Half a year ago, I actually went to a service at St Paul’s. It was a nice service, with a suitably general and un-provocative sermon. It was held beneath the dome, with the bulk of the nave being fenced off for tourists, who paid some ridiculous sum (perhaps 20 pounds?) to enter the cathedral. Part of my desire to go to the service came from my indignation at the very idea that a church should charge an entry fee, but St Paul’s is careful about its market, and congregants were funneled out, and were not allowed to become tourists. I specifically wanted to go into the crypt to view a small chapel in which I had a particular intellectual and personal interest, but a verger told me that it was closed, and that I wouldn’t be allowed to go there anyway unless I were a paying tourist. This did not make me happy.

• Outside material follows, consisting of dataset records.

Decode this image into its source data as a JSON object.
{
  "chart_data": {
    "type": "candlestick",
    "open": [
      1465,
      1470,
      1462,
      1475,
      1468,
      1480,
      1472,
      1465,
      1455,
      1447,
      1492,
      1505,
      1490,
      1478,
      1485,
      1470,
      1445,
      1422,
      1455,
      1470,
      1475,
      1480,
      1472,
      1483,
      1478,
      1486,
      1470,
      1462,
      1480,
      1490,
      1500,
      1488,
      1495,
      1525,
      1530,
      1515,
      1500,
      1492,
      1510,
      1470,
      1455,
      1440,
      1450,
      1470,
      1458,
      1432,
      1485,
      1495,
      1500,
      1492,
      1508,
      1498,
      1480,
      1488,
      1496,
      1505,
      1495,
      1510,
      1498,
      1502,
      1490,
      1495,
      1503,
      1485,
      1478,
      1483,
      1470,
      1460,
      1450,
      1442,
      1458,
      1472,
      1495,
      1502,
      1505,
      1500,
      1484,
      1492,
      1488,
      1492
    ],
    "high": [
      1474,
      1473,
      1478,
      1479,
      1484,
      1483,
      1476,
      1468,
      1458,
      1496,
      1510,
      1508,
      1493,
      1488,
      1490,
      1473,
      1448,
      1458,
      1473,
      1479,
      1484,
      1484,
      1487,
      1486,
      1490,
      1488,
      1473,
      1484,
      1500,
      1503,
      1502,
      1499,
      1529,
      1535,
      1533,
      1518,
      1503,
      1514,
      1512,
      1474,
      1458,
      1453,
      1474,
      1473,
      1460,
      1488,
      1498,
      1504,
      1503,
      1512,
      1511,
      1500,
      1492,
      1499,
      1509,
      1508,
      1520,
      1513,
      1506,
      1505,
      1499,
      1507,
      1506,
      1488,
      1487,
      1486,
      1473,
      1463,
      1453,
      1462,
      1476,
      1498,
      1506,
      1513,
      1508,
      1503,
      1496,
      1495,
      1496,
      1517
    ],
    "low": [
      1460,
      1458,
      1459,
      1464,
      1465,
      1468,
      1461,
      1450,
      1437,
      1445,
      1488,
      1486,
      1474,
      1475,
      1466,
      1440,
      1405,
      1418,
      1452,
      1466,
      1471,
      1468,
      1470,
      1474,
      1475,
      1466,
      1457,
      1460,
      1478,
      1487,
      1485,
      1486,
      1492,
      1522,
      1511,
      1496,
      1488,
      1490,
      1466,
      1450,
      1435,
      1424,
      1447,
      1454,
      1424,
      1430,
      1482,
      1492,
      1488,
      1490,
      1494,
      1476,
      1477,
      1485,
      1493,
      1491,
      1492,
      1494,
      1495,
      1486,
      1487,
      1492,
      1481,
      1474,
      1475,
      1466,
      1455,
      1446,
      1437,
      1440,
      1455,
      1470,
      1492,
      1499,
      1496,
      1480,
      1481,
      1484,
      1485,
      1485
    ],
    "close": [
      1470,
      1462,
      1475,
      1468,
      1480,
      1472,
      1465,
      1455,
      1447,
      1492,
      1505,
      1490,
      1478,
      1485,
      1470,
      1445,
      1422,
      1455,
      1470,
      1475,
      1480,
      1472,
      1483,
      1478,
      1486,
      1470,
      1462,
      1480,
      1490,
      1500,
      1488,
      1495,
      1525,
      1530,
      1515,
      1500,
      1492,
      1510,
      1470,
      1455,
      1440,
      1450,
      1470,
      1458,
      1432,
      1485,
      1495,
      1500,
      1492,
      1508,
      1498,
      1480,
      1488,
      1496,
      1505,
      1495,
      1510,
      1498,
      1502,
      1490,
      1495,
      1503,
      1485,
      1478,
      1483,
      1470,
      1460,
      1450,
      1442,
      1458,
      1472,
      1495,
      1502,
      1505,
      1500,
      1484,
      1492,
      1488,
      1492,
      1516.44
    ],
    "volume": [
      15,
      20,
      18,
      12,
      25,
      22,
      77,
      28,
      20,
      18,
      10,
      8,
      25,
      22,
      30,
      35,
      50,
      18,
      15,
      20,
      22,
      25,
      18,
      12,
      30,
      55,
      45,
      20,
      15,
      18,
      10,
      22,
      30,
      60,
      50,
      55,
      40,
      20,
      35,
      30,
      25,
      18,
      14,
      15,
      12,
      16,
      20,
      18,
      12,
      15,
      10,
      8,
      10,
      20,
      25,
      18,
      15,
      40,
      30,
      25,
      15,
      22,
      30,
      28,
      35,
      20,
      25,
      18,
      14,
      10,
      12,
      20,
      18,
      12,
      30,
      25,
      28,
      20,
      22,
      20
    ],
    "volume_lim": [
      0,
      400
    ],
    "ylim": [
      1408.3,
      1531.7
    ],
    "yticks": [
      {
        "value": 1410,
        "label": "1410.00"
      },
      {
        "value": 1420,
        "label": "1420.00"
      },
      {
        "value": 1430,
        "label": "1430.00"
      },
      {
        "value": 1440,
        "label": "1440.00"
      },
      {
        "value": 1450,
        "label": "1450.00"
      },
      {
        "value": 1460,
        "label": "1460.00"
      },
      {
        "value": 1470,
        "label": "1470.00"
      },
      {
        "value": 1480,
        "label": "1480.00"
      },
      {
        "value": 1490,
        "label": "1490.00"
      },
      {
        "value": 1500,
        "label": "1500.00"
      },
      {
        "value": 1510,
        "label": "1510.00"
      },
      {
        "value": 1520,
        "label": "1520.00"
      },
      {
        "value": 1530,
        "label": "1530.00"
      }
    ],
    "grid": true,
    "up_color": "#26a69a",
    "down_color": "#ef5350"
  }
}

Archibald Campbell Tait was the Bishop of London from 1856-1868, and Archbishop of Canterbury from then until his death in 1882. His career success in holding two of the three most senior positions in the Church of England was tempered by almost continual personal tragedy. Struck down by rheumatic fever as a young man, he was sickly, and his wife and all of this children predeceased him. He was well-liked by Queen Victoria (his Scottish origins and amiable personality helped him on that front) but struggled to contain the various divergent strands in the Anglican church of his time.

However, I want to briefly describe an episode from his time as Bishop of London, which served as an attempt to reinvigorate the Anglican Church’s prophetic role in Britain. At the time, the church was facing the problem of urban growth and the need to create new parishes – a cumbersome process for an established church that was integrated with the government. Tait went out and preached in the open air in the more depressed areas of London, such as the docks where tens of thousands of workers jockeyed for jobs unloading the produce of a burgeoning empire. As the Bishop of London, he felt called to talk to all of his flock (which, since he was of broad inclinations, he interpreted as everyone in London) focusing on churches in poor areas. Although he was not an evangelical, he allowed those among his clergy to use theatres to do outreach to the masses, even though such a move was unconventional.

He also opened up Westminster Abbey and St Paul’s to the people. Previously, they had not been used for mass services except on state occasions, where they were closed but to the elites involved. Extraordinarily, these great churches were not used for services. When (after much resistance from the Cathedral chapter) he finally opened up St Paul’s to a service for the people as a whole, thousands of people crowded in; so many, in fact, that no-one could hear him preach in the huge space (interestingly, Westminster Abbey was much more open to holding services). Most of those who packed into the cathedral would have been people who could not yet vote, and had no say in the political process (a majority of adults in Britain were not entitled to vote until after 1918, and full adult suffrage had to wait until 1928). Yet in opening up the cathedral Tait made a statement about their place in a broad Anglican Church, and, therefore, in British society as a whole.

Have we come back to a situation where, once again, St Paul’s is open only to elites? Those with tourist cash and potential donors are, arguably, more important to the cathedral than pilgrims, seekers and the lost souls of London generally. Will the powers at the head of the church open it or close it, as social and economic change drives Britain towards a less comfortable, more divided and more desperate future?